Recruitment Status : Active, not recruiting

First Posted : June 9, 2017

Last Update Posted : June 16, 2020

Sponsor:

Collaborator:

Amgen

Information provided by (Responsible Party):

Pam Taub, MD, University of California, San Diego

Study Description

Brief Summary:

Postural orthostatic tachycardia syndrome (POTS) occurs in approximately 500,000 Americans, but predominates in women with a 5:1 ratio. Patients with POTS experience debilitating tachycardia upon postural changes such as standing that impairs their quality of life.

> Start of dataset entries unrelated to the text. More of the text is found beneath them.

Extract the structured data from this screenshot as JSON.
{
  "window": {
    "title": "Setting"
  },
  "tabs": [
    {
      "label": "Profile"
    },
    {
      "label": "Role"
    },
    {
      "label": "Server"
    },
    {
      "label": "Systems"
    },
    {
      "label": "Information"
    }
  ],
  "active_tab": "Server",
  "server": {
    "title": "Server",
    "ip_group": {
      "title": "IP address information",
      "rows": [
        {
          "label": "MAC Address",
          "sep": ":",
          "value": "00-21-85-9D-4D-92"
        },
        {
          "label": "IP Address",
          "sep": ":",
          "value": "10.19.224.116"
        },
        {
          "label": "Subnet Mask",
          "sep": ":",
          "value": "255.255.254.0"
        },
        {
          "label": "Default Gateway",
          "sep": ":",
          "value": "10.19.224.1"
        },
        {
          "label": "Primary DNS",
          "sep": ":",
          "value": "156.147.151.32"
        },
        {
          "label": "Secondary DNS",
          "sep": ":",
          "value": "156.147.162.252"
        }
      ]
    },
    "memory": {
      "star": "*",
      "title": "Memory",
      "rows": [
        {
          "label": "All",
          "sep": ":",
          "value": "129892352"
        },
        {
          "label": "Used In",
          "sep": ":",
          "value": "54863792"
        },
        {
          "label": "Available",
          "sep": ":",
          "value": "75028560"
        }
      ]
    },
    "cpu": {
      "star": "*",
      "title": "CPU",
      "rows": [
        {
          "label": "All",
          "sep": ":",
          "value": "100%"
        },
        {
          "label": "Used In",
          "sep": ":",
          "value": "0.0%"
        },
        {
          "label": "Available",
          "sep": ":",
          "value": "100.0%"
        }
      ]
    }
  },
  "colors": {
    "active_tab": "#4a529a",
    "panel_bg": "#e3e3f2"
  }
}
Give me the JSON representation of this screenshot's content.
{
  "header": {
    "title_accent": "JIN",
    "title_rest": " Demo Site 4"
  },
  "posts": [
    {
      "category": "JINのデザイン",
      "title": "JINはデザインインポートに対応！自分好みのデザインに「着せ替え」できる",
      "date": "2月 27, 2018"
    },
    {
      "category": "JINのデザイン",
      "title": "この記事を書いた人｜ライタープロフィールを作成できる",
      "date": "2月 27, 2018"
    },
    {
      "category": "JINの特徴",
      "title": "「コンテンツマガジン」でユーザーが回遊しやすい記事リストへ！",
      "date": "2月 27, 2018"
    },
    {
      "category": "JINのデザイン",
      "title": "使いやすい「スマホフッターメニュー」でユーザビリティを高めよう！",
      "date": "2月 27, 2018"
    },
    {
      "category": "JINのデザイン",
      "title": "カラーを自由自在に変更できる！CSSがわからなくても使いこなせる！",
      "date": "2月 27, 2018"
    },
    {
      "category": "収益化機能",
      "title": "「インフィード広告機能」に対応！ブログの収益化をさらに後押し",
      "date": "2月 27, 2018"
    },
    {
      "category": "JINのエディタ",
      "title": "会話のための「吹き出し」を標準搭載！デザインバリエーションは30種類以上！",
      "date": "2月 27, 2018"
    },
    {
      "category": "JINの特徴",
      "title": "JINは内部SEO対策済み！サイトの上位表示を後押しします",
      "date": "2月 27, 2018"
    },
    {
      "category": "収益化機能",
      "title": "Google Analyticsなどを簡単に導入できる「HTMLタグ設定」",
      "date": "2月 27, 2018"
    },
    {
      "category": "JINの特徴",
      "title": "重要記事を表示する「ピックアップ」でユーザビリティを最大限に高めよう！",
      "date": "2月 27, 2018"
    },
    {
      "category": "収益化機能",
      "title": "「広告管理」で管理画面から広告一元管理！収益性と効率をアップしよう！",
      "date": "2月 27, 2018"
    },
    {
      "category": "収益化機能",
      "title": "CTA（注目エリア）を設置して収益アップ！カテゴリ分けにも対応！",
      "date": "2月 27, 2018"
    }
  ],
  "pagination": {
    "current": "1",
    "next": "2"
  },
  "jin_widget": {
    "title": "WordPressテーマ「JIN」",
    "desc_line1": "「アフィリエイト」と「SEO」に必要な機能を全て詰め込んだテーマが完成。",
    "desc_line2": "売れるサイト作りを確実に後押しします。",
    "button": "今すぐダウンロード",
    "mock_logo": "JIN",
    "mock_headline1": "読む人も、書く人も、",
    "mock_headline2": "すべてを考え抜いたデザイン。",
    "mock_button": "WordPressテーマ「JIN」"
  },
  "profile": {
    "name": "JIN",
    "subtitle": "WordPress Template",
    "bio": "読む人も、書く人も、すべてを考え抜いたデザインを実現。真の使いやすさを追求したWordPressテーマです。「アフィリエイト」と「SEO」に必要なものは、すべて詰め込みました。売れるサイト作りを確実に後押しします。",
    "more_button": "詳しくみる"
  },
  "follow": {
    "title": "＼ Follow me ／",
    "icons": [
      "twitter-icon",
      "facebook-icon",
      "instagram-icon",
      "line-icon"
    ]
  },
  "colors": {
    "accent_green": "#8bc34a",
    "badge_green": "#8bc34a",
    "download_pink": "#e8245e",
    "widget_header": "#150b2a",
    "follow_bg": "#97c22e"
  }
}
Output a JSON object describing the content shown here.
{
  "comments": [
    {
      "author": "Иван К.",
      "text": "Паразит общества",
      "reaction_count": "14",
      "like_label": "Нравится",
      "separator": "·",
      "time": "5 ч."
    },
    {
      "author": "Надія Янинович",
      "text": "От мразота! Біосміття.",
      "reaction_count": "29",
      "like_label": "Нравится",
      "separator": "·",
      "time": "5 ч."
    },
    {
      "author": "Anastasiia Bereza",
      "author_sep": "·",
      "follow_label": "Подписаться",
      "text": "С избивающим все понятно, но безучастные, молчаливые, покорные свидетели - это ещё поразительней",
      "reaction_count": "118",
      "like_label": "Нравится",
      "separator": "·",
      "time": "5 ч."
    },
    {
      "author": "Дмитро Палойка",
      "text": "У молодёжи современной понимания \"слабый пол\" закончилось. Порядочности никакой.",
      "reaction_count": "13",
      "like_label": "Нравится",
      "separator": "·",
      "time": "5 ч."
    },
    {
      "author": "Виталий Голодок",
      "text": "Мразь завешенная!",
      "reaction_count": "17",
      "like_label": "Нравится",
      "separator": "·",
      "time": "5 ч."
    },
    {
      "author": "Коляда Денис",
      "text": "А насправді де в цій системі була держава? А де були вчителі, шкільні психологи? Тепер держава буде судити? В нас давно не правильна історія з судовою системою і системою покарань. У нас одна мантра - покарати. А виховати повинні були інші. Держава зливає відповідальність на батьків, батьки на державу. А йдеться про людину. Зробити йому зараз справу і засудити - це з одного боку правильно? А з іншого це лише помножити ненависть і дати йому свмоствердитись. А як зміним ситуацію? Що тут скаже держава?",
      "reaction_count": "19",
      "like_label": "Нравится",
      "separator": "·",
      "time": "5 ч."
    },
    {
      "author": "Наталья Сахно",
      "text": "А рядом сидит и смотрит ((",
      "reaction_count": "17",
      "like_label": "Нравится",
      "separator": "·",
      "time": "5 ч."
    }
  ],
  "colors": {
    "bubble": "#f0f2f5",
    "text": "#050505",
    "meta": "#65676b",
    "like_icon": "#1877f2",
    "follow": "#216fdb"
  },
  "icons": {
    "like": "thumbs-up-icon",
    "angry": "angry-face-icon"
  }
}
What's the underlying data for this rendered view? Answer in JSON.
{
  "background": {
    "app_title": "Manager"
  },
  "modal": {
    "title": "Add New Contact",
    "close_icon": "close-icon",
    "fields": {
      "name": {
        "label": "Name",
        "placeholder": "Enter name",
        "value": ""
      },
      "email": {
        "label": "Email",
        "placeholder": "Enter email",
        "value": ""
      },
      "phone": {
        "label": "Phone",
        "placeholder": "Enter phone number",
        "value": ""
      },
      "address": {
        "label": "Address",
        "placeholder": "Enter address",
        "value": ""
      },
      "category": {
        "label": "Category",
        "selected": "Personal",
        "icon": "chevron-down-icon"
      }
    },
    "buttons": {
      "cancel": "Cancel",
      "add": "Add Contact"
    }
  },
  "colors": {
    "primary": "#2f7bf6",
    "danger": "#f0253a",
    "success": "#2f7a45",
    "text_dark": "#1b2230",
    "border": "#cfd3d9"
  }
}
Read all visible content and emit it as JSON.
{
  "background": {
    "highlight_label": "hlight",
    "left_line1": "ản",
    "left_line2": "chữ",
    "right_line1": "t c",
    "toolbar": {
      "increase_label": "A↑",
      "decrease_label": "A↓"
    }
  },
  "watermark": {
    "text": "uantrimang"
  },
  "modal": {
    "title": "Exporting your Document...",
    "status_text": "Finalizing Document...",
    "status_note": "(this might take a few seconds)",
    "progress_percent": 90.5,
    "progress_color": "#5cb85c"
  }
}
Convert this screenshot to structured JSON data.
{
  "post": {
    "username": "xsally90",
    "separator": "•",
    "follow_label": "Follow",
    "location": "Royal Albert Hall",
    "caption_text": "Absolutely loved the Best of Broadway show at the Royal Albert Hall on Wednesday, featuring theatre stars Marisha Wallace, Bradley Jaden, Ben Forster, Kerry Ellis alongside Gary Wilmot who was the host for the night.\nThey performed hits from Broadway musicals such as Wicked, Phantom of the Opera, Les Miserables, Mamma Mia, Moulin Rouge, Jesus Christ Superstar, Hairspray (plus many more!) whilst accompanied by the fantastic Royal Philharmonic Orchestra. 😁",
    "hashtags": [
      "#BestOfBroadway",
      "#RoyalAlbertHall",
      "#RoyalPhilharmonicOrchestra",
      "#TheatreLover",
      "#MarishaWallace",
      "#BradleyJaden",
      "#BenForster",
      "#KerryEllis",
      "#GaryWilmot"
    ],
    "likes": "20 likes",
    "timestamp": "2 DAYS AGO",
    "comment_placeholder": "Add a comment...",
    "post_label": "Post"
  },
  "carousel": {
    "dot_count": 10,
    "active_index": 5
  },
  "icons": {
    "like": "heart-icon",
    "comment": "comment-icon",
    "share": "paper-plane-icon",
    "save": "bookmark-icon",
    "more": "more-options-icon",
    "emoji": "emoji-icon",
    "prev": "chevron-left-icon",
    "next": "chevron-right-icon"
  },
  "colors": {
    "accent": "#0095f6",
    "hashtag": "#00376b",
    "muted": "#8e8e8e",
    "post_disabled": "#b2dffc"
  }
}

Tachycardia is clinically defined as a heart rate greater than 100 beats/min; and in POTS patients, the prolonged heart rate increase is greater than 30 beats/min or increases to 120 beats/min within the first ten minutes of a diagnostic tilt table test without postural hypotension. There are currently no effective treatment methods for POTS. However, several studies suggest Ivabradine could be a main treatment option for POTS because Ivabradine specifically inhibits the f-channels (If) within the sinoatrial (SA) node, which slows the heart rate. Currently in the US, Ivabradine is mainly prescribed to treat chronic heart failure. It is well tolerated in patients, but it is not commonly prescribed for POTS. It has been also used for treatment of inappropriate sinus tachycardia with good benefit. The hypothesis for this experiment is that Ivabradine will reduce tachycardia and improve functional status in patients with POTS.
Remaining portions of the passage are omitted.